Application Assessments

Every application is written differently with varying complexities.  In most engagements, our engineers work closely with the customer’s development and deployment teams to help disclose potential attack vectors.  In some situations, customers may grant PatchAdvisor engineers with a “guest” account on the application to determine whether a valid user can escalate their privileges or access data that is not allowed.   Our team may also use open source tools such as those available from the Open Web Application Security Project (OWASP) to help identify potential problem areas.
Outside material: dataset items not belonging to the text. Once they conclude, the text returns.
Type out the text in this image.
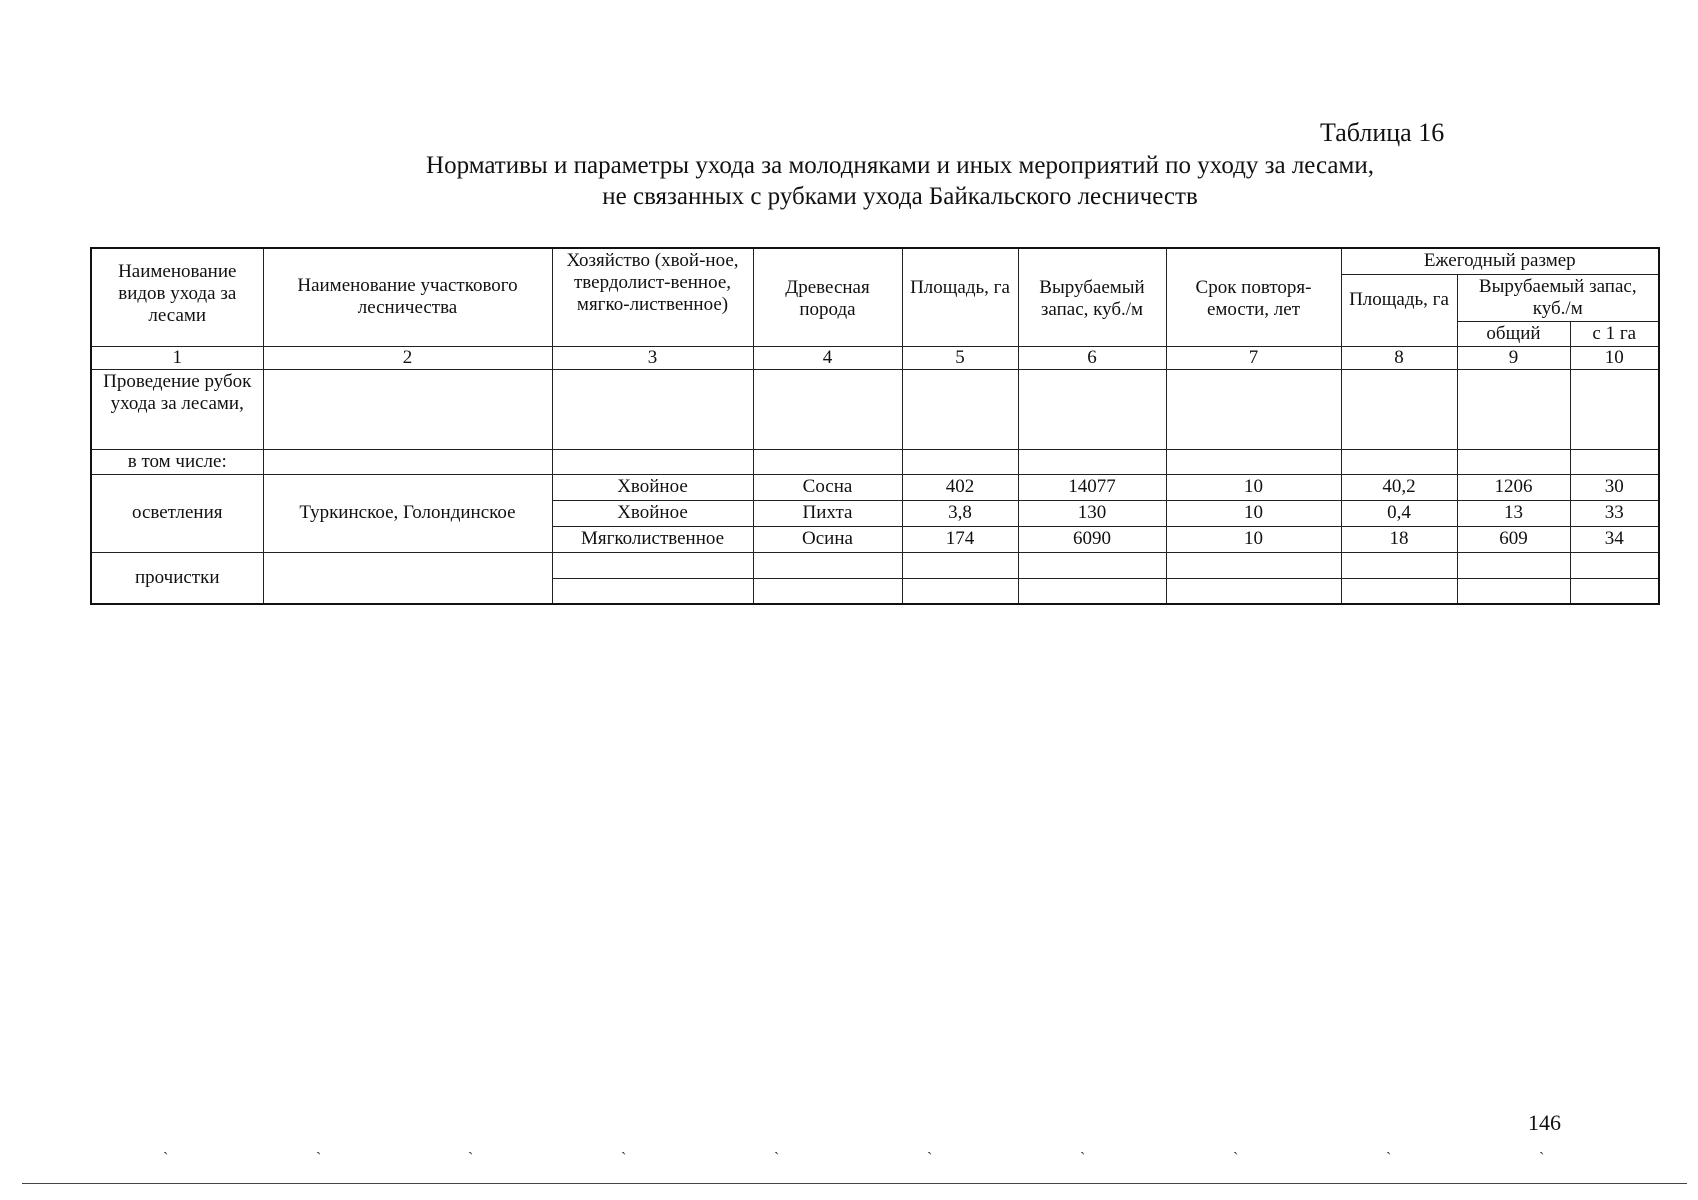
Таблица 16
Нормативы и параметры ухода за молодняками и иных мероприятий по уходу за лесами,
не связанных с рубками ухода Байкальского лесничеств
Наименование видов ухода за лесами	Наименование участкового лесничества	Хозяйство (хвой-ное, твердолист-венное, мягко-лиственное)	Древесная порода	Площадь, га	Вырубаемый запас, куб./м	Срок повторя-емости, лет	Ежегодный размер		
							Площадь, га	Вырубаемый запас, куб./м	
								общий	с 1 га
1	2	3	4	5	6	7	8	9	10
Проведение рубок ухода за лесами,									
в том числе:									
осветления	Туркинское, Голондинское	Хвойное	Сосна	402	14077	10	40,2	1206	30
		Хвойное	Пихта	3,8	130	10	0,4	13	33
		Мягколиственное	Осина	174	6090	10	18	609	34
прочистки									

146
ˏ	ˏ	ˏ	ˏ	ˏ	ˏ	ˏ	ˏ	ˏ	ˏ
Typical activities during the application assessment phase include analyzing the web server for known vulnerabilities, verifying application services have disabled or changed default passwords, detailing form submission fields and variables for code review, validating all sensitive data is encrypted during communication, testing CGI, scripts, and other server executed code to validate cross-site scripting issues and parameter tampering, analysis of any cookies to verify that sensitive information is not included, and validation any session identifiers can not be easily guessed or used in replay attacks.
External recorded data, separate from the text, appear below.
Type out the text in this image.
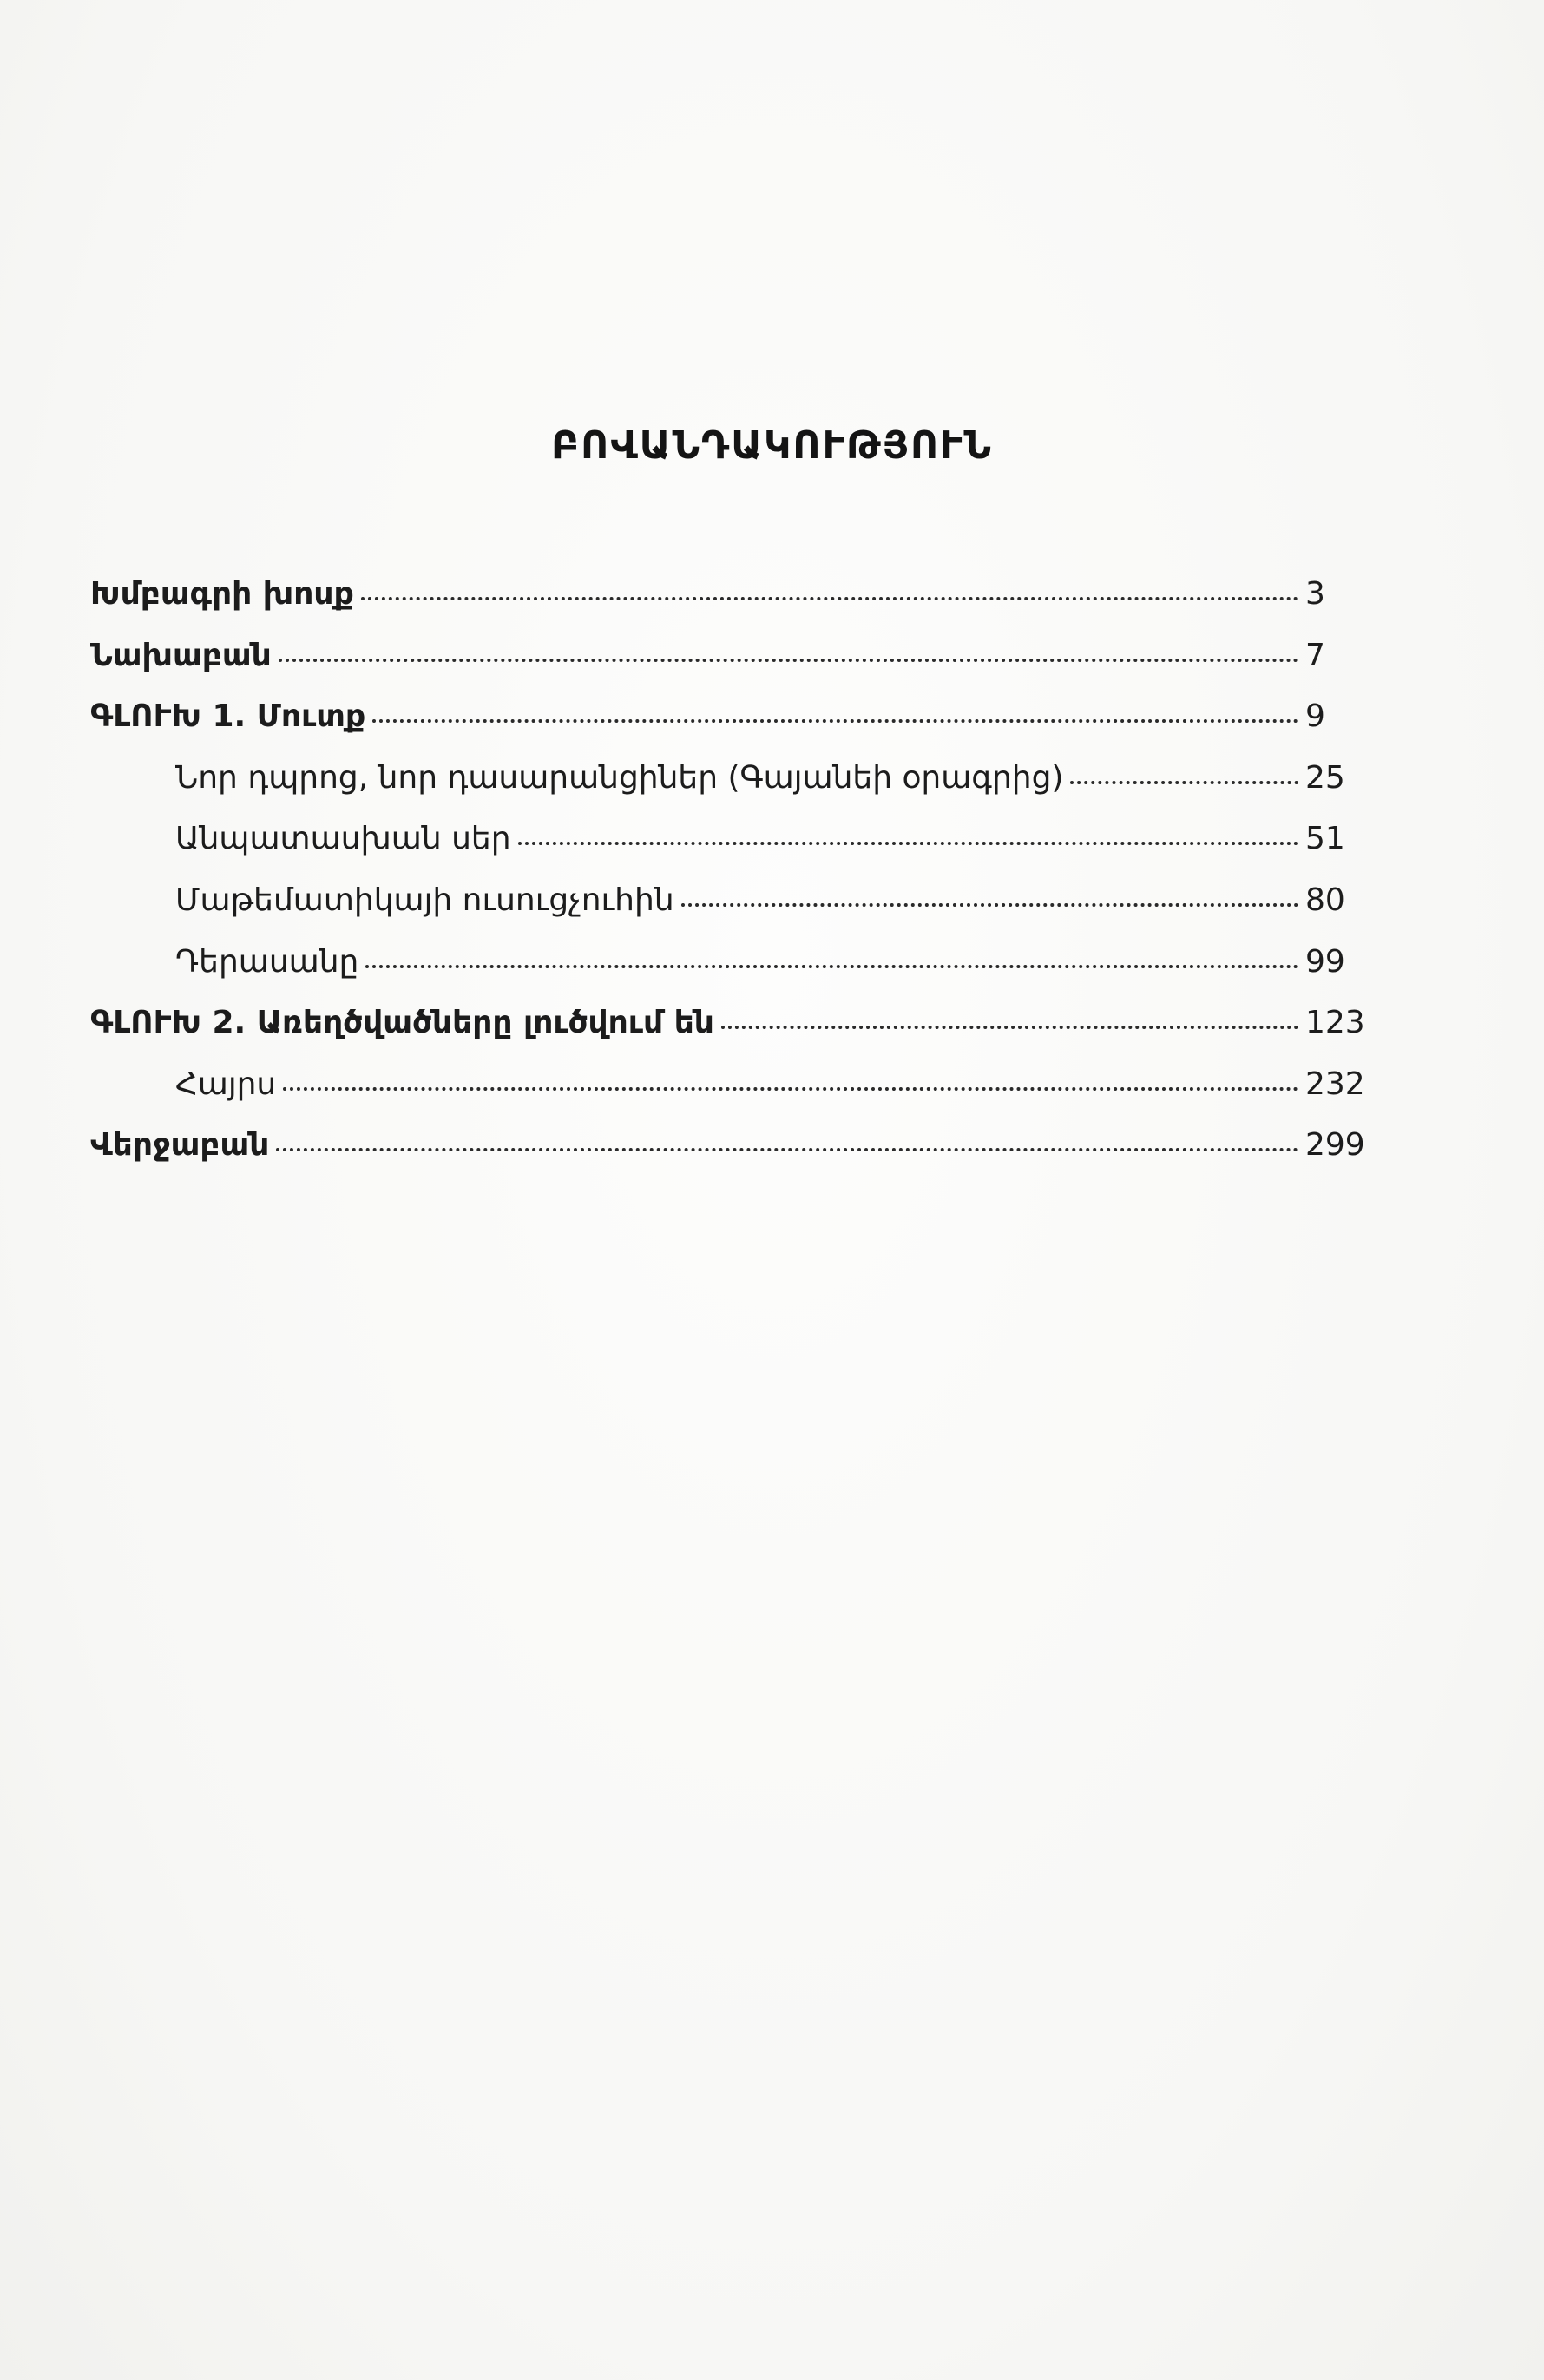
ԲՈՎԱՆԴԱԿՈՒԹՅՈՒՆ
Խմբագրի խոսք	3
Նախաբան	7
ԳԼՈՒԽ 1. Մուտք	9
Նոր դպրոց, նոր դասարանցիներ (Գայանեի օրագրից)	25
Անպատասխան սեր	51
Մաթեմատիկայի ուսուցչուհին	80
Դերասանը	99
ԳԼՈՒԽ 2. Առեղծվածները լուծվում են	123
Հայրս	232
Վերջաբան	299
In complex applications, there could literally be thousands of variables that are used in communication between the client and the web application.  After determining input fields and variables that are passed, PatchAdvisor engineers will review portions of the source code that accept user input to validate that the application code appropriately handles bounds checking, SQL-injection attacks, non-standard character sets, etc.  Our engineers also used techniques such as reverse-engineering JAVA or ASP.NET code to discover embedded database credentials or other types of sensitive information.  Sample source review is done to determine more esoteric attack paths through manipulation of form data.